Une quatrième place en forme de trompe l'oeil. Après deux défaites de justesse d'entrée, face à l'Irlande (19-12) puis l'Angleterre (13-6), le XV du Chardon a fini fort, en dominant l'Italie (17-0) puis en scalpant la France (28-17) avant de réaliser un exploit au pays de Galles (14-10).

Ce premier succès au pays de Galles depuis 2002 a été marqué par le retour du fantasque Finn Russell. L'ouvreur du Racing 92 a certes abandonné ses coéquipiers assez rapidement, mais il a montré qu'il pouvait faire du bien à cette équipe d'Ecosse, ravie de gâcher la fête d'Alun Wyn Jones, le capitaine gallois aux 149 sélections, nouveau record mondial.

Avec trois succès et la meilleure défense du Tournoi (58 points encaissés), l'Ecosse retrouve son rang. Le Mondial-2019, tristement terminé dès la phase de poules, est oublié.

. Pays de Galles: coeur de dragon?

Le tenant du titre est tombé bien bas. En 2019, le XV du Poireau bousculait le rugby européen et mondial avec un Grand Chelem dans le Tournoi des six nations et une demi-finale de Coupe du monde.

Quelques mois plus tard, les Gallois ont terminé l'édition 2020 sur "leur pire défaite", selon les médias locaux, synonyme de cinquième place. Et Wayne Pivac, le nouveau sélectionneur, n'a pas convaincu.

Le successeur de Warren Gatland, l'homme aux trois Grands Chelems, n'a pas réussi à trouver de solutions à une touche défaillante, un pack en manque de puissance et une défense qui fuit.

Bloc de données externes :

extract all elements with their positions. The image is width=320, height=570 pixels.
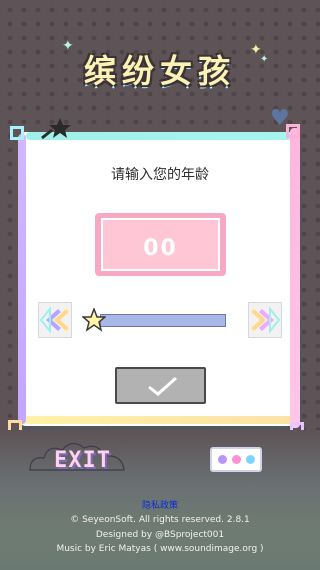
confirm-button[interactable]	[115, 367, 206, 404]
exit-button[interactable]: EXIT	[54, 448, 111, 473]
star-icon: ✦	[260, 54, 269, 65]
left-arrow-icon	[39, 306, 69, 334]
dialog-bottom-edge	[20, 416, 294, 424]
dot-icon	[218, 455, 227, 464]
decrease-age-button[interactable]	[38, 302, 72, 338]
title-area: 缤纷女孩	[0, 38, 320, 98]
shooting-star-icon	[41, 118, 71, 140]
age-display-inner: 00	[101, 218, 220, 271]
game-title: 缤纷女孩	[83, 52, 236, 90]
designer-credit: Designed by @BSproject001	[95, 530, 225, 540]
corner-decoration	[286, 124, 300, 138]
increase-age-button[interactable]	[248, 302, 282, 338]
copyright-text: © SeyeonSoft. All rights reserved. 2.8.1	[70, 515, 250, 525]
slider-star-knob-icon[interactable]	[82, 308, 106, 332]
age-slider[interactable]	[100, 314, 226, 327]
checkmark-icon	[148, 376, 177, 396]
privacy-policy-link[interactable]: 隐私政策	[0, 498, 320, 511]
more-button[interactable]	[210, 447, 262, 472]
age-prompt: 请输入您的年龄	[111, 167, 209, 183]
star-icon: ✦	[62, 38, 74, 54]
dot-icon	[246, 455, 255, 464]
music-credit: Music by Eric Matyas ( www.soundimage.or…	[56, 544, 264, 554]
age-display: 00	[95, 213, 226, 276]
dot-icon	[232, 455, 241, 464]
right-arrow-icon	[251, 306, 281, 334]
age-value: 00	[143, 236, 178, 261]
corner-decoration	[10, 126, 24, 140]
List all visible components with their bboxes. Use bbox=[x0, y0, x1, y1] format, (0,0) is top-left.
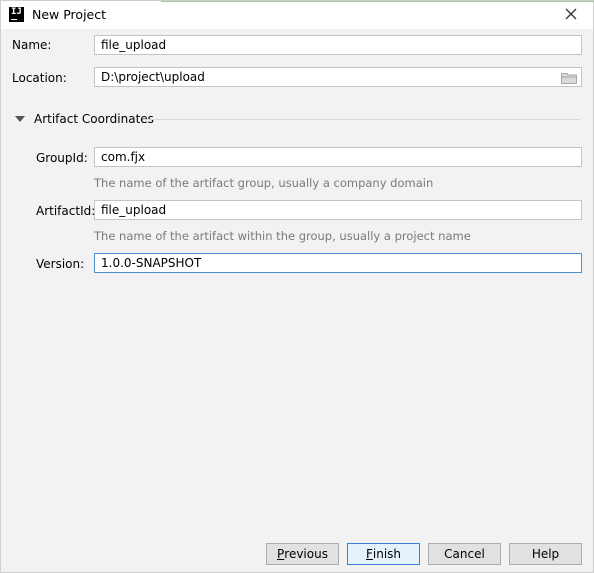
dialog-title: New Project bbox=[32, 7, 107, 22]
title-bar: IJ New Project bbox=[1, 1, 593, 29]
name-field[interactable] bbox=[94, 35, 582, 55]
version-field[interactable] bbox=[94, 253, 582, 273]
location-label: Location: bbox=[12, 71, 67, 85]
title-bar-accent-line bbox=[161, 1, 594, 2]
version-label: Version: bbox=[36, 257, 85, 271]
location-field[interactable] bbox=[94, 67, 582, 87]
groupid-field[interactable] bbox=[94, 147, 582, 167]
cancel-button[interactable]: Cancel bbox=[428, 543, 501, 565]
close-button[interactable] bbox=[559, 4, 583, 24]
previous-button[interactable]: Previous bbox=[266, 543, 339, 565]
help-button[interactable]: Help bbox=[509, 543, 582, 565]
artifactid-hint: The name of the artifact within the grou… bbox=[94, 229, 471, 243]
artifactid-label: ArtifactId: bbox=[36, 204, 96, 218]
close-icon bbox=[565, 8, 577, 20]
artifact-coordinates-toggle[interactable]: Artifact Coordinates bbox=[15, 112, 154, 126]
folder-icon bbox=[561, 73, 577, 84]
artifact-coordinates-heading: Artifact Coordinates bbox=[34, 112, 154, 126]
finish-button[interactable]: Finish bbox=[347, 543, 420, 565]
groupid-hint: The name of the artifact group, usually … bbox=[94, 176, 434, 190]
artifactid-field[interactable] bbox=[94, 200, 582, 220]
collapse-triangle-icon bbox=[15, 116, 25, 122]
browse-folder-button[interactable] bbox=[561, 72, 577, 84]
name-label: Name: bbox=[12, 38, 52, 52]
new-project-dialog: IJ New Project Name: Location: Artifact … bbox=[0, 0, 594, 573]
intellij-idea-icon: IJ bbox=[9, 7, 24, 22]
section-divider bbox=[143, 119, 580, 120]
groupid-label: GroupId: bbox=[36, 151, 88, 165]
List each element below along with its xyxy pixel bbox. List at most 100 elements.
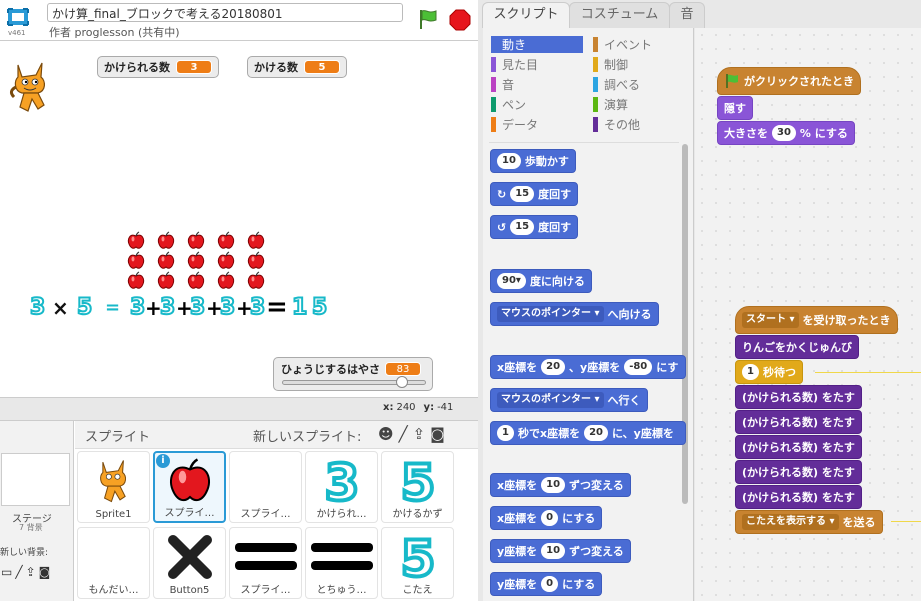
fullscreen-icon[interactable] [5,5,31,31]
stop-icon[interactable] [449,9,471,31]
block-change-y[interactable]: y座標を 10 ずつ変える [490,539,631,563]
block-input[interactable]: 0 [541,510,559,526]
upload-icon[interactable]: ⇪ [26,565,36,579]
sprite-tile[interactable]: 5 こたえ [381,527,454,599]
palette-scrollbar[interactable] [682,144,688,504]
stage-thumbnail[interactable] [1,453,70,506]
block-add-number[interactable]: (かけられる数) をたす [735,410,862,434]
block-turn-right[interactable]: ↻ 15 度回す [490,182,579,206]
block-move-steps[interactable]: 10 歩動かす [490,149,576,173]
category-item[interactable]: 見た目 [491,56,538,73]
block-add-number[interactable]: (かけられる数) をたす [735,460,862,484]
block-broadcast[interactable]: こたえを表示する ▾ を送る [735,510,883,534]
block-hide[interactable]: 隠す [717,96,753,120]
category-label: ペン [502,98,527,112]
block-dropdown[interactable]: スタート ▾ [742,312,799,328]
x-value: 240 [396,402,416,413]
sprite-tile[interactable]: もんだい… [77,527,150,599]
block-dropdown[interactable]: こたえを表示する ▾ [742,514,839,530]
category-item[interactable]: その他 [593,116,640,133]
cat-sprite[interactable] [8,59,54,115]
green-flag-icon[interactable] [417,8,439,30]
paint-brush-icon[interactable]: ╱ [399,425,408,443]
script-area[interactable]: がクリックされたとき 隠す 大きさを 30 % にする スタート ▾ を受け取っ… [695,28,921,601]
monitor-kakeru[interactable]: かける数 5 [247,56,347,78]
block-input[interactable]: 15 [510,219,535,235]
block-add-number[interactable]: (かけられる数) をたす [735,485,862,509]
slider-knob[interactable] [395,376,408,388]
apple-icon [187,271,205,289]
block-wait[interactable]: 1 秒待つ [735,360,803,384]
block-goto-xy[interactable]: x座標を 20 、y座標を -80 にす [490,355,686,379]
block-set-size[interactable]: 大きさを 30 % にする [717,121,855,145]
tab-scripts[interactable]: スクリプト [482,2,570,28]
paint-library-icon[interactable]: ▭ [1,565,12,579]
sprite-tile[interactable]: Button5 [153,527,226,599]
green-flag-icon [726,74,738,88]
block-point-towards[interactable]: マウスのポインター ▾ へ向ける [490,302,659,326]
block-input[interactable]: 1 [742,364,759,380]
block-input[interactable]: 20 [541,359,566,375]
sprite-tile[interactable]: とちゅう… [305,527,378,599]
sprite-tile[interactable]: 5 かけるかず [381,451,454,523]
block-input[interactable]: 1 [497,425,514,441]
sprite-library-icon[interactable]: ☻ [378,425,394,443]
block-input[interactable]: 20 [584,425,608,441]
project-title-input[interactable]: かけ算_final_ブロックで考える20180801 [47,3,403,22]
tab-sounds[interactable]: 音 [669,2,705,28]
block-custom-prepare[interactable]: りんごをかくじゅんび [735,335,859,359]
block-turn-left[interactable]: ↺ 15 度回す [490,215,579,239]
sprite-tile[interactable]: スプライ… [229,451,302,523]
block-input[interactable]: 90▾ [497,273,526,289]
block-input[interactable]: 10 [541,543,566,559]
info-icon[interactable]: i [156,454,170,468]
block-input[interactable]: 10 [541,477,566,493]
category-swatch [491,77,496,92]
sprite-tile[interactable]: 3 かけられ… [305,451,378,523]
block-dropdown[interactable]: マウスのポインター ▾ [497,306,604,322]
block-input[interactable]: -80 [624,359,653,375]
category-item[interactable]: 音 [491,76,514,93]
equation-symbol: 3 [219,294,236,321]
category-item[interactable]: 制御 [593,56,628,73]
apple-icon [247,231,265,249]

. Italie: Parisse le maudit

Cinq matches, cinq défaites, 178 points encaissés, 44 marqués, six essais pour, 25 contre. Abonnée à la cuillère de bois, l'Italie a conservé son "trophée" pour la cinquième fois de rang. Sans surprise.

Le légendaire Sergio Parisse (37 ans, 142 sélections) devra patienter un peu pour son jubilé, d'abord repoussé par le typhon Hagibis au Japon puis par la pandémie.